TROJAN GLOBAL EQUITY FUND: Winning Growth Wars with Rivals

TROJAN GLOBAL EQUITY FUND: £450m tech fund wins growth wars with rivals

Mutual fund Trojan Global Equity invests in some of the world’s fastest growing companies. It has a strong US-oriented portfolio and includes many of the names that have thrived thanks to digitization: Facebook, Microsoft and PayPal.

The £450 million fund is overseen by Gabrielle Boyle, an investment director and head of research at Troy Asset Management, a boutique investment house with assets totaling £16 billion. In addition to managing a range of Trojan-labelled funds, it also manages leading investment trusts such as Personal Assets and Securities Trust of Scotland. Preserving investors’ capital is just as important as generating long-term investment profits.

Boyle is extremely proud of the fund she manages. “It’s a simple investment approach,” she says. “I look for capital appreciation by managing a concentrated portfolio made up of some of the world’s most exceptional companies. We spend a lot of time identifying these companies, doing our homework and then investing for the long term.”

The result is a fund of just 27 holdings, with the top ten holdings accounting for 57 percent of assets. The largest stake is in Alphabet, owner of Google.

As simple as the investment process is, the performance figures indicate that it is highly effective. Over the past five years, it has rewarded investors with a return of 93 percent. During this period, it outperformed both the FTSE All-Share Index and the average global mutual fund.

Boyle likes to own companies that have lasting advantages over rivals. These, in turn, can boost their growth and increase profits. It means holdings in companies such as Swiss drug giant Roche (a leader in the fight against cancer with proven drugs such as Avastin, Herceptin and Xeloda), and PayPal and Visa (dominant in online payments). Health stocks and digitally focused stocks dominate the fund.

“We like to invest in healthcare companies that make and sell products that are essential to our lives,” Boyle says. “We live in a time of extraordinary digital change and disruption. As a result, we have companies that are helping to continue or benefit from this.”

Other positions in healthcare include interests in US medical technology company Medtronic and analytics specialist Aligent Technologies, also listed in the US. “In October 2019, we first invested in Aligent after visiting management in California,” said Boyle. “Since then we have expanded our position.
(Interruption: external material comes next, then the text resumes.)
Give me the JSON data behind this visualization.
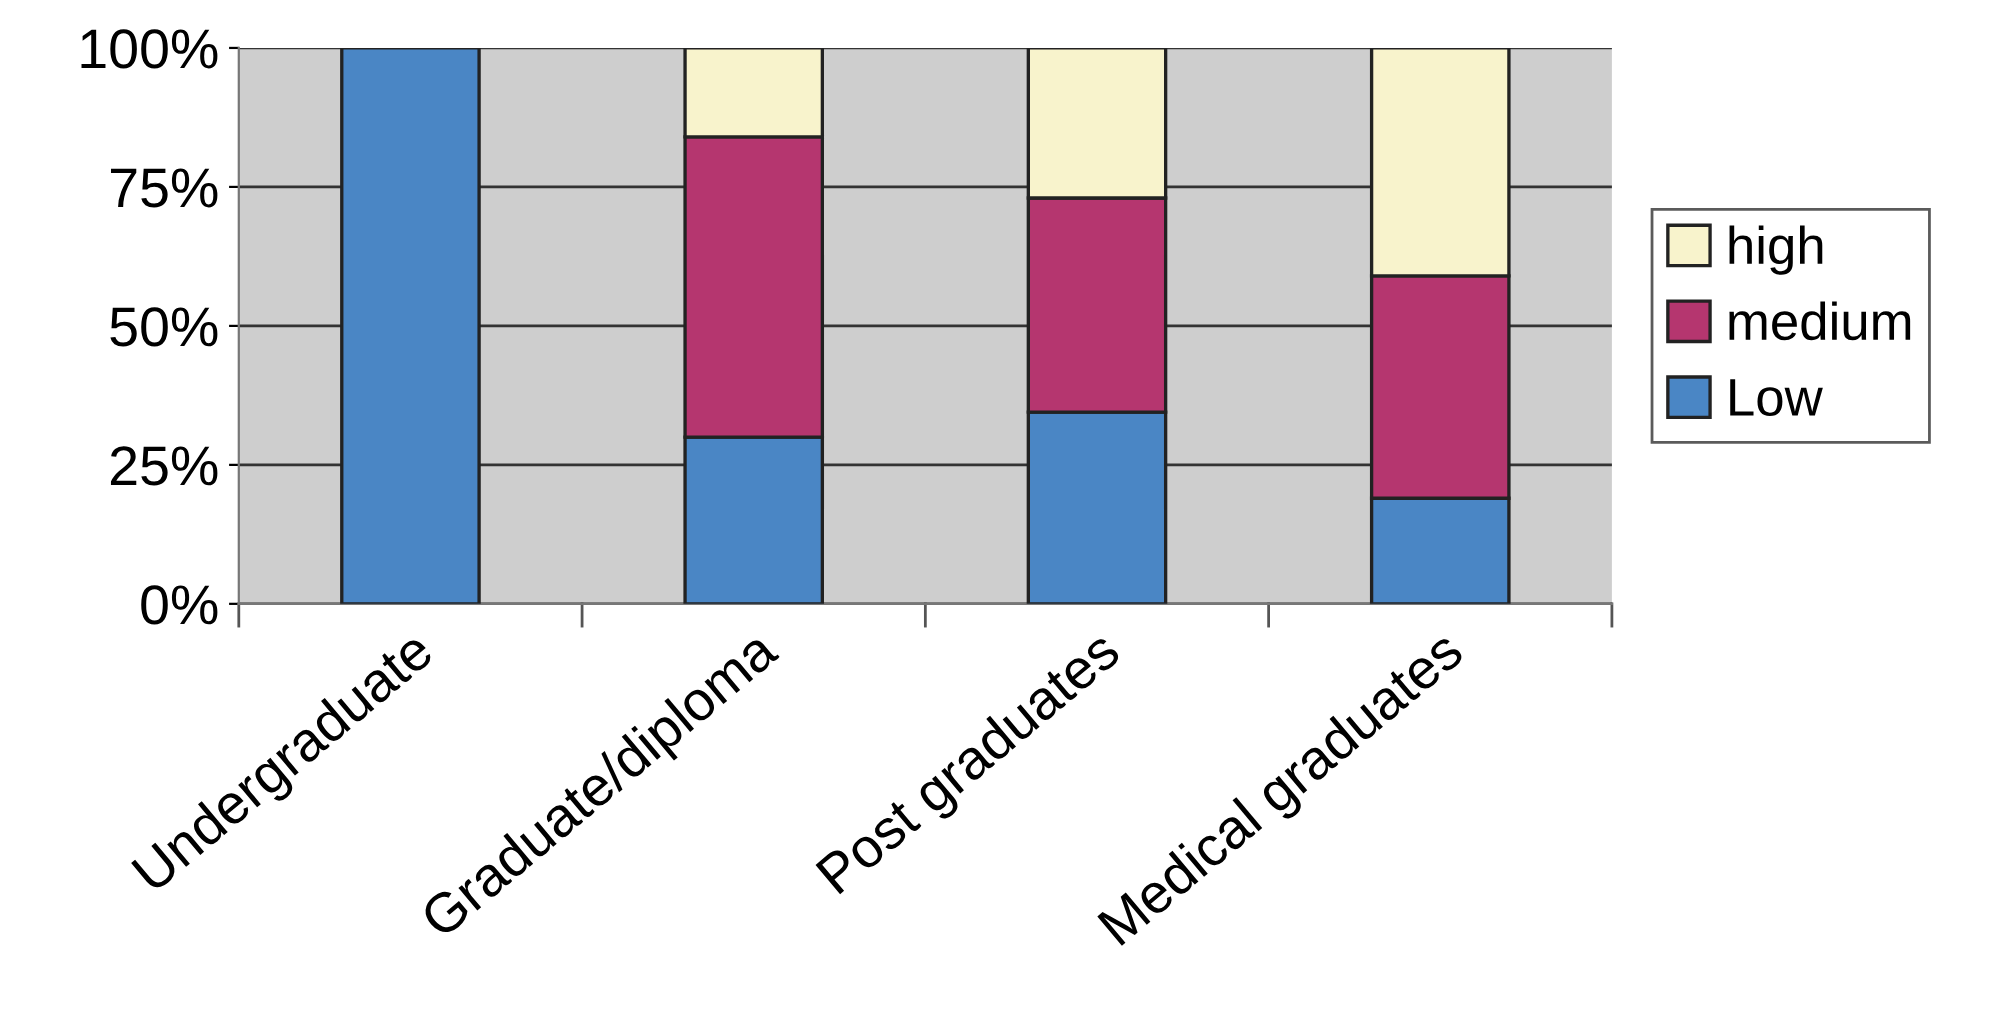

It is a company that provides the picks and shovels that enable progress in a wide range of sectors – from pharmaceuticals to diagnostics and food.”
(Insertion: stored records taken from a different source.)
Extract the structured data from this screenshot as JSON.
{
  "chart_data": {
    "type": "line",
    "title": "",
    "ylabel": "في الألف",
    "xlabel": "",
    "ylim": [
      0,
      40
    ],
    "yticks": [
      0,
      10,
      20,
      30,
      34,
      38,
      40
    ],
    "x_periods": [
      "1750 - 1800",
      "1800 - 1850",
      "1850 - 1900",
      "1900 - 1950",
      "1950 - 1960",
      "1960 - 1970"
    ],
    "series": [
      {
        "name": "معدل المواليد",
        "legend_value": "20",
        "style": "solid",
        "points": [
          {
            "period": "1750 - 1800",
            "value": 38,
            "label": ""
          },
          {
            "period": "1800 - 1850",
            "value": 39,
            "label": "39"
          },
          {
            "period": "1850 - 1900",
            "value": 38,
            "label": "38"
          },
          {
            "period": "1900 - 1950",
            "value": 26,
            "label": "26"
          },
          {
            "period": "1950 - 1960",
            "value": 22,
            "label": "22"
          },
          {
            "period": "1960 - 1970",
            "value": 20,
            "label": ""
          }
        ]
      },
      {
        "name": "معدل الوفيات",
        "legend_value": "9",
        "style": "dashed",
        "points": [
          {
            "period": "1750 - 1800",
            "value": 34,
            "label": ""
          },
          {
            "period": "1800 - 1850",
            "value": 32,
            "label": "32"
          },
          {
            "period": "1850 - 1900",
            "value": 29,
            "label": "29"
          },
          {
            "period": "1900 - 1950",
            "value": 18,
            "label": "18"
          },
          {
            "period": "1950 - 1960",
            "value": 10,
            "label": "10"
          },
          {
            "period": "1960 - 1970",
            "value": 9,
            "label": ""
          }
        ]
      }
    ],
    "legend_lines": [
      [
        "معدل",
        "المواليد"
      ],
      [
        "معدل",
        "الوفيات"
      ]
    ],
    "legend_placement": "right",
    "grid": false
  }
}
While more than 70 percent of the portfolio is made up of US companies, Boyle says their revenues are earned globally. She also says that all businesses are bought regardless of where they are listed. “If you want to buy technology or healthcare, you are invariably drawn to the United States, Silicon Valley and the West Coast,” she adds.

High corporate valuations, Boyle says, are a concern and a reflection of the extraordinary times the global economy has been going through recently. But she is confident that the companies she owns will continue to be global success stories, justifying higher stock prices.

The fund’s exchange identifier is B0ZJ5S4 and the annual management fee is 0.91 percent. The fund is not suitable for income investors.